Karl von Clausewitz was a Prussian general who lived from the late eighteenth to the mid-nineteenth century. He held many important positions in the Prussian military, from aide-de-camp, to chief of staff, ending his career as a major general. While von Clausewitz participated in many important battles, he is best known for his military treatise On War. The Prussian general famously wrote that "War is the continuation of politics by other means;" herein is the lesson.

One of the great cliches of the post-Vietnam era in American politics is that when the U.S. military is in conflict, it must be supported wholeheartedly. Were I a betting man, I'd have no problem wagering my life savings on the proposition that every member of congress has made some statement to this effect. In one sense, I have to agree with them: if you're going to vote to send military forces into battle, you ought to be prepared to make the necessary sacrifices to make that battle successful. However, the belief that inquiry and investigation into military policy is somehow unpatriotic reveals just how neutered the once-proud people's branch has become.

If one accepts von Clausewitz' notion that war is politics using other means, why ought the politicians abdicate their responsibilities to participate in this process? A general from one of the most war-oriented states since Sparta ought to be a relatively good source for understanding warfare's implications.

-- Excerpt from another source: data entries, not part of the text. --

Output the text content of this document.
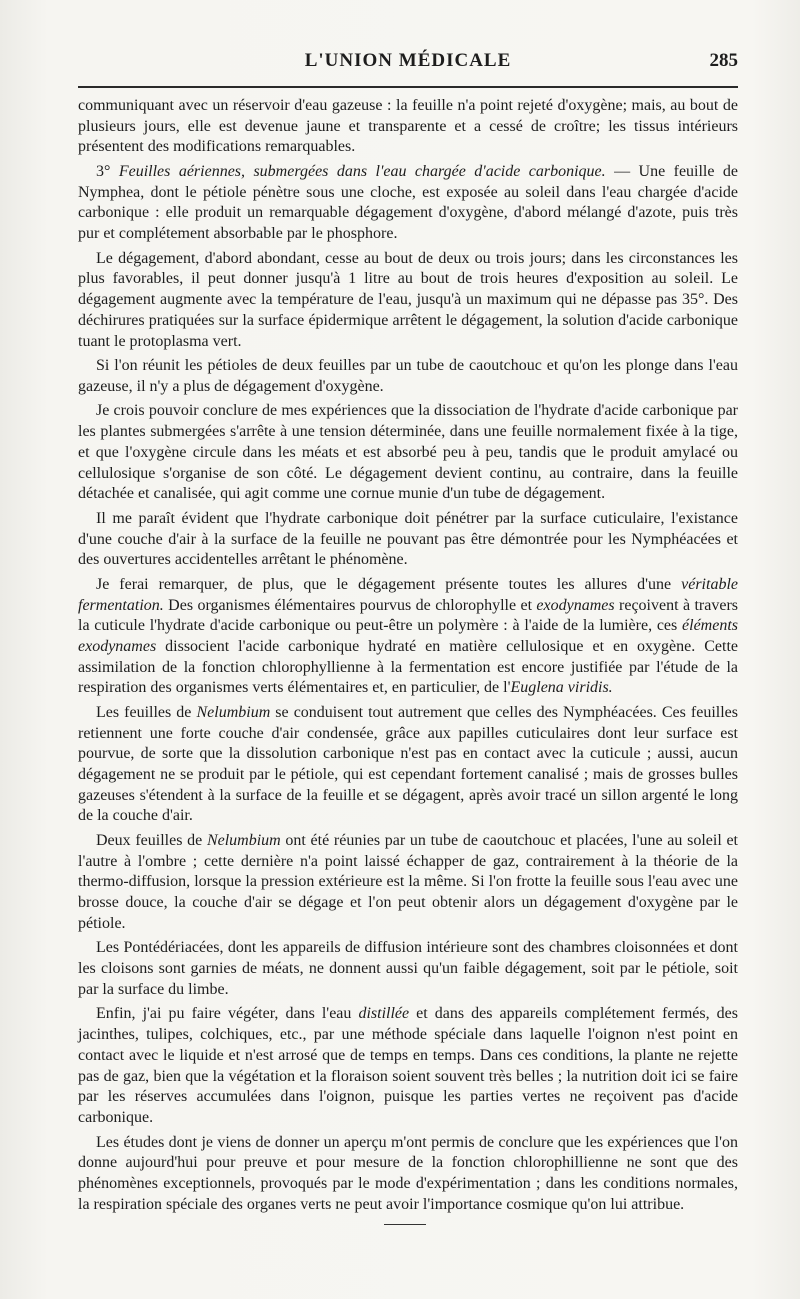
L'UNION MÉDICALE	285

communiquant avec un réservoir d'eau gazeuse : la feuille n'a point rejeté d'oxygène; mais, au bout de plusieurs jours, elle est devenue jaune et transparente et a cessé de croître; les tissus intérieurs présentent des modifications remarquables.

3° Feuilles aériennes, submergées dans l'eau chargée d'acide carbonique. — Une feuille de Nymphea, dont le pétiole pénètre sous une cloche, est exposée au soleil dans l'eau chargée d'acide carbonique : elle produit un remarquable dégagement d'oxygène, d'abord mélangé d'azote, puis très pur et complétement absorbable par le phosphore.

Le dégagement, d'abord abondant, cesse au bout de deux ou trois jours; dans les circonstances les plus favorables, il peut donner jusqu'à 1 litre au bout de trois heures d'exposition au soleil. Le dégagement augmente avec la température de l'eau, jusqu'à un maximum qui ne dépasse pas 35°. Des déchirures pratiquées sur la surface épidermique arrêtent le dégagement, la solution d'acide carbonique tuant le protoplasma vert.

Si l'on réunit les pétioles de deux feuilles par un tube de caoutchouc et qu'on les plonge dans l'eau gazeuse, il n'y a plus de dégagement d'oxygène.

Je crois pouvoir conclure de mes expériences que la dissociation de l'hydrate d'acide carbonique par les plantes submergées s'arrête à une tension déterminée, dans une feuille normalement fixée à la tige, et que l'oxygène circule dans les méats et est absorbé peu à peu, tandis que le produit amylacé ou cellulosique s'organise de son côté. Le dégagement devient continu, au contraire, dans la feuille détachée et canalisée, qui agit comme une cornue munie d'un tube de dégagement.

Il me paraît évident que l'hydrate carbonique doit pénétrer par la surface cuticulaire, l'existance d'une couche d'air à la surface de la feuille ne pouvant pas être démontrée pour les Nymphéacées et des ouvertures accidentelles arrêtant le phénomène.

Je ferai remarquer, de plus, que le dégagement présente toutes les allures d'une véritable fermentation. Des organismes élémentaires pourvus de chlorophylle et exodynames reçoivent à travers la cuticule l'hydrate d'acide carbonique ou peut-être un polymère : à l'aide de la lumière, ces éléments exodynames dissocient l'acide carbonique hydraté en matière cellulosique et en oxygène. Cette assimilation de la fonction chlorophyllienne à la fermentation est encore justifiée par l'étude de la respiration des organismes verts élémentaires et, en particulier, de l'Euglena viridis.

Les feuilles de Nelumbium se conduisent tout autrement que celles des Nymphéacées. Ces feuilles retiennent une forte couche d'air condensée, grâce aux papilles cuticulaires dont leur surface est pourvue, de sorte que la dissolution carbonique n'est pas en contact avec la cuticule ; aussi, aucun dégagement ne se produit par le pétiole, qui est cependant fortement canalisé ; mais de grosses bulles gazeuses s'étendent à la surface de la feuille et se dégagent, après avoir tracé un sillon argenté le long de la couche d'air.

Deux feuilles de Nelumbium ont été réunies par un tube de caoutchouc et placées, l'une au soleil et l'autre à l'ombre ; cette dernière n'a point laissé échapper de gaz, contrairement à la théorie de la thermo-diffusion, lorsque la pression extérieure est la même. Si l'on frotte la feuille sous l'eau avec une brosse douce, la couche d'air se dégage et l'on peut obtenir alors un dégagement d'oxygène par le pétiole.

Les Pontédériacées, dont les appareils de diffusion intérieure sont des chambres cloisonnées et dont les cloisons sont garnies de méats, ne donnent aussi qu'un faible dégagement, soit par le pétiole, soit par la surface du limbe.

Enfin, j'ai pu faire végéter, dans l'eau distillée et dans des appareils complétement fermés, des jacinthes, tulipes, colchiques, etc., par une méthode spéciale dans laquelle l'oignon n'est point en contact avec le liquide et n'est arrosé que de temps en temps. Dans ces conditions, la plante ne rejette pas de gaz, bien que la végétation et la floraison soient souvent très belles ; la nutrition doit ici se faire par les réserves accumulées dans l'oignon, puisque les parties vertes ne reçoivent pas d'acide carbonique.

Les études dont je viens de donner un aperçu m'ont permis de conclure que les expériences que l'on donne aujourd'hui pour preuve et pour mesure de la fonction chlorophillienne ne sont que des phénomènes exceptionnels, provoqués par le mode d'expérimentation ; dans les conditions normales, la respiration spéciale des organes verts ne peut avoir l'importance cosmique qu'on lui attribue.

That isn't to say that Joe Q. Representative should be calling special-ops command demanding that they change their priorities, but blind acceptance of the requests and strategies of military leaders is a dangerous notion. Political leaders from the legislative branch have a duty to look toward military policy with a critical eye. The question then is why they fail to do so.

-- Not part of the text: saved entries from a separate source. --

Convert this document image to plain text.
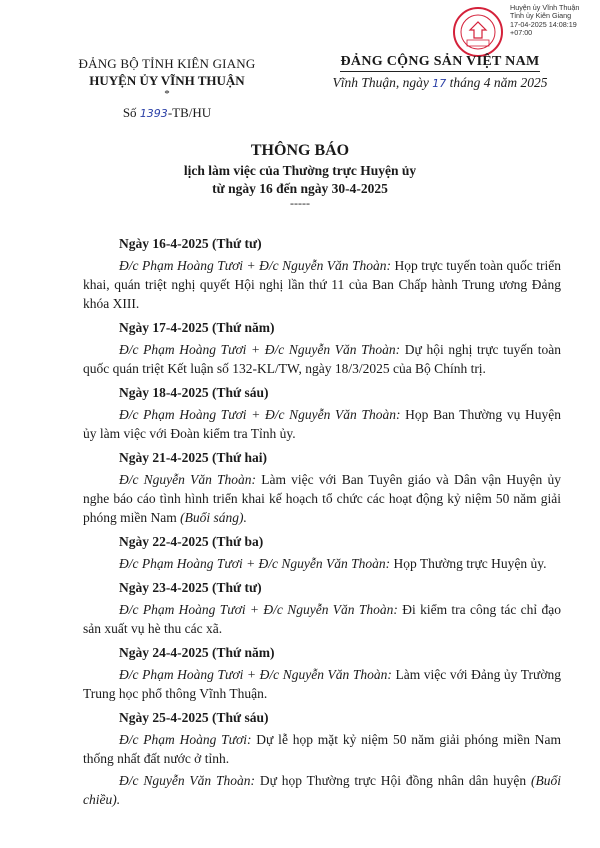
Huyện ủy Vĩnh Thuận
Tỉnh ủy Kiên Giang
17-04-2025 14:08:19
+07:00
ĐẢNG BỘ TỈNH KIÊN GIANG
HUYỆN ỦY VĨNH THUẬN
*
Số 1393-TB/HU
ĐẢNG CỘNG SẢN VIỆT NAM
Vĩnh Thuận, ngày 17 tháng 4 năm 2025
THÔNG BÁO
lịch làm việc của Thường trực Huyện ủy
từ ngày 16 đến ngày 30-4-2025
-----
Ngày 16-4-2025 (Thứ tư)

Đ/c Phạm Hoàng Tươi + Đ/c Nguyễn Văn Thoàn: Họp trực tuyến toàn quốc triển khai, quán triệt nghị quyết Hội nghị lần thứ 11 của Ban Chấp hành Trung ương Đảng khóa XIII.

Ngày 17-4-2025 (Thứ năm)

Đ/c Phạm Hoàng Tươi + Đ/c Nguyễn Văn Thoàn: Dự hội nghị trực tuyến toàn quốc quán triệt Kết luận số 132-KL/TW, ngày 18/3/2025 của Bộ Chính trị.

Ngày 18-4-2025 (Thứ sáu)

Đ/c Phạm Hoàng Tươi + Đ/c Nguyễn Văn Thoàn: Họp Ban Thường vụ Huyện ủy làm việc với Đoàn kiểm tra Tỉnh ủy.

Ngày 21-4-2025 (Thứ hai)

Đ/c Nguyễn Văn Thoàn: Làm việc với Ban Tuyên giáo và Dân vận Huyện ủy nghe báo cáo tình hình triển khai kế hoạch tổ chức các hoạt động kỷ niệm 50 năm giải phóng miền Nam (Buổi sáng).

Ngày 22-4-2025 (Thứ ba)

Đ/c Phạm Hoàng Tươi + Đ/c Nguyễn Văn Thoàn: Họp Thường trực Huyện ủy.

Ngày 23-4-2025 (Thứ tư)

Đ/c Phạm Hoàng Tươi + Đ/c Nguyễn Văn Thoàn: Đi kiểm tra công tác chỉ đạo sản xuất vụ hè thu các xã.

Ngày 24-4-2025 (Thứ năm)

Đ/c Phạm Hoàng Tươi + Đ/c Nguyễn Văn Thoàn: Làm việc với Đảng ủy Trường Trung học phổ thông Vĩnh Thuận.

Ngày 25-4-2025 (Thứ sáu)

Đ/c Phạm Hoàng Tươi: Dự lễ họp mặt kỷ niệm 50 năm giải phóng miền Nam thống nhất đất nước ở tỉnh.

Đ/c Nguyễn Văn Thoàn: Dự họp Thường trực Hội đồng nhân dân huyện (Buổi chiều).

Congress does not exactly have a reputation for benevolent power sharing. If there is power to be had, and Congress has the means, you can count on them aquiring it. Why then do so many members, Republican and Democrat alike, blindly accept that once at war, questioning military leaders is inappropriate? The answer is an old one, the military industrial complex. No less a general and leader than Dwight Eisenhower warned us about it nearly fifty years ago. It was a concern great enough for him to mention in his last message to the American people, and it has certainly not abated.

The story is all too familiar, defense officials moving to positions as defense contractors, defense contractors appointed as defense officials. It is an incestuous world that few have access to. A cursory glance at the campaign finance reports of members who sit on the defense subcommittees of both the senate and house appropriations committees bears out the influence of the defense industry.

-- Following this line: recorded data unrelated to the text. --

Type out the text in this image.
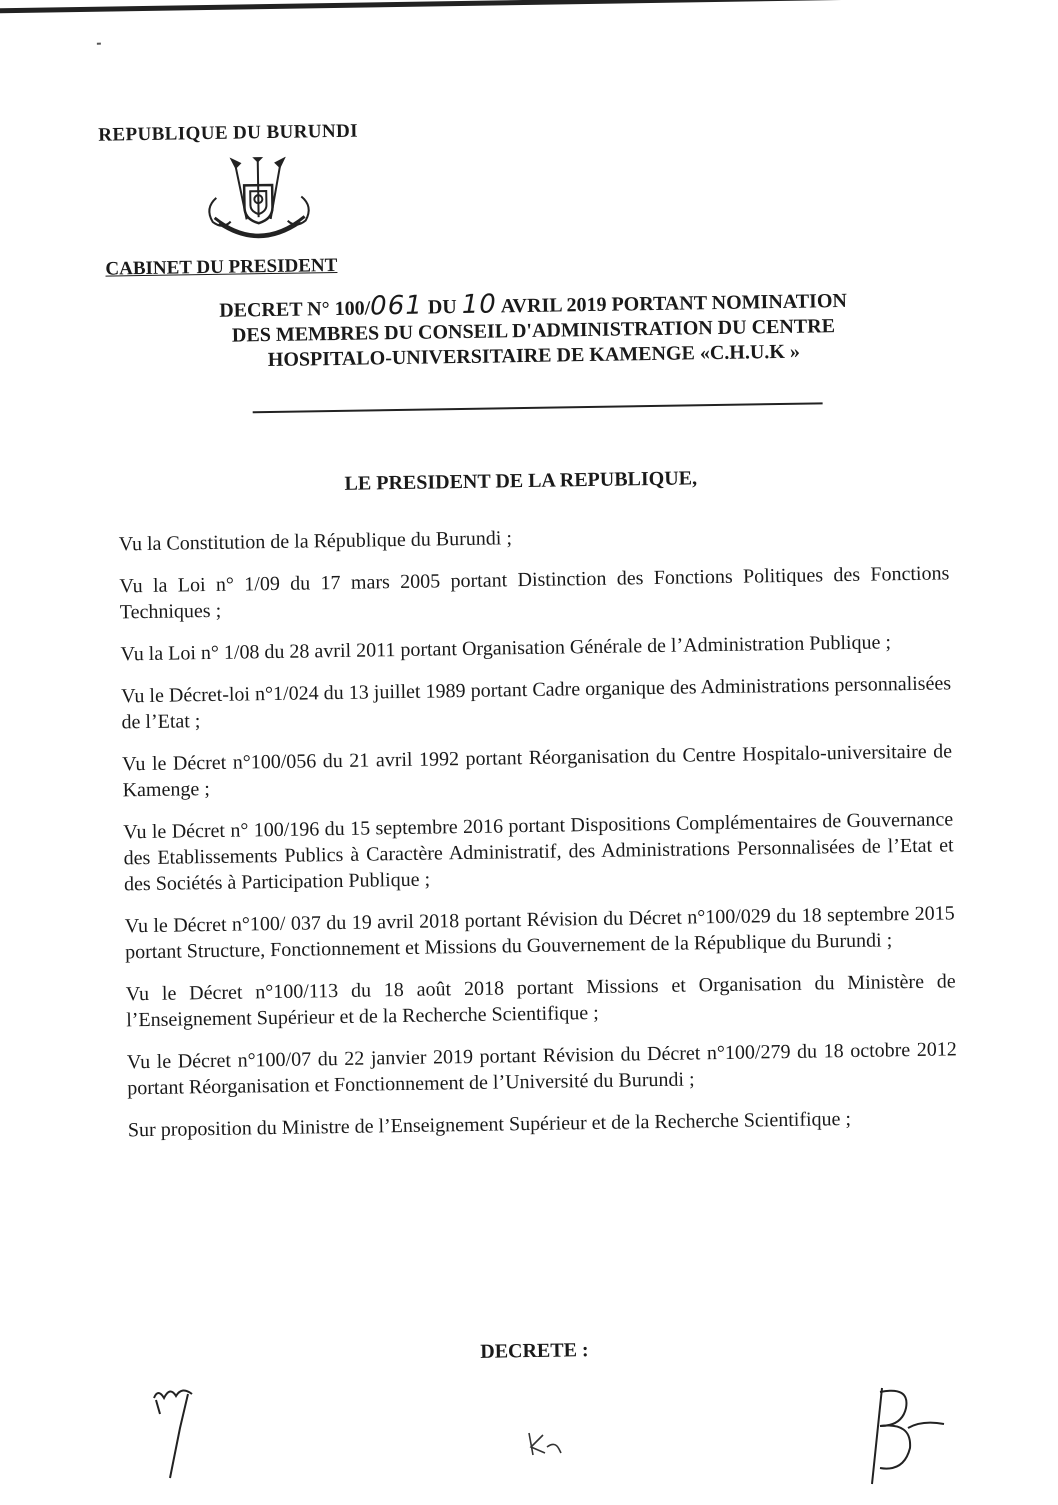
REPUBLIQUE DU BURUNDI
CABINET DU PRESIDENT
DECRET N° 100/061 DU 10 AVRIL 2019 PORTANT NOMINATION
DES MEMBRES DU CONSEIL D'ADMINISTRATION DU CENTRE
HOSPITALO-UNIVERSITAIRE DE KAMENGE «C.H.U.K »
LE PRESIDENT DE LA REPUBLIQUE,

Vu la Constitution de la République du Burundi ;

Vu la Loi n° 1/09 du 17 mars 2005 portant Distinction des Fonctions Politiques des Fonctions Techniques ;

Vu la Loi n° 1/08 du 28 avril 2011 portant Organisation Générale de l’Administration Publique ;

Vu le Décret-loi n°1/024 du 13 juillet 1989 portant Cadre organique des Administrations personnalisées de l’Etat ;

Vu le Décret n°100/056 du 21 avril 1992 portant Réorganisation du Centre Hospitalo-universitaire de Kamenge ;

Vu le Décret n° 100/196 du 15 septembre 2016 portant Dispositions Complémentaires de Gouvernance des Etablissements Publics à Caractère Administratif, des Administrations Personnalisées de l’Etat et des Sociétés à Participation Publique ;

Vu le Décret n°100/ 037 du 19 avril 2018 portant Révision du Décret n°100/029 du 18 septembre 2015 portant Structure, Fonctionnement et Missions du Gouvernement de la République du Burundi ;

Vu le Décret n°100/113 du 18 août 2018 portant Missions et Organisation du Ministère de l’Enseignement Supérieur et de la Recherche Scientifique ;

Vu le Décret n°100/07 du 22 janvier 2019 portant Révision du Décret n°100/279 du 18 octobre 2012 portant Réorganisation et Fonctionnement de l’Université du Burundi ;

Sur proposition du Ministre de l’Enseignement Supérieur et de la Recherche Scientifique ;

DECRETE :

I doubt none of this is new to anyone, which is quite sad. It's a reality we seem to have resigned ourselves to. The solutions to these problems are difficult: campaign finance reform combined with competitive house districts to weaken the advantages of incumbency. A new attitude about war as a sign not of our national might, but the failure of our power to work with other countries.

War is politics. The men and women we elect have a substantive role in it. That role ought to reflect a diversity of constituent opinions to include those defense contractors who employ thousands, but more importantly reflect the views of those who don't stand to profit, and the feelings of those who might have to risk their lives.

The legislature is a co-equal branch and it's time they began to act like it.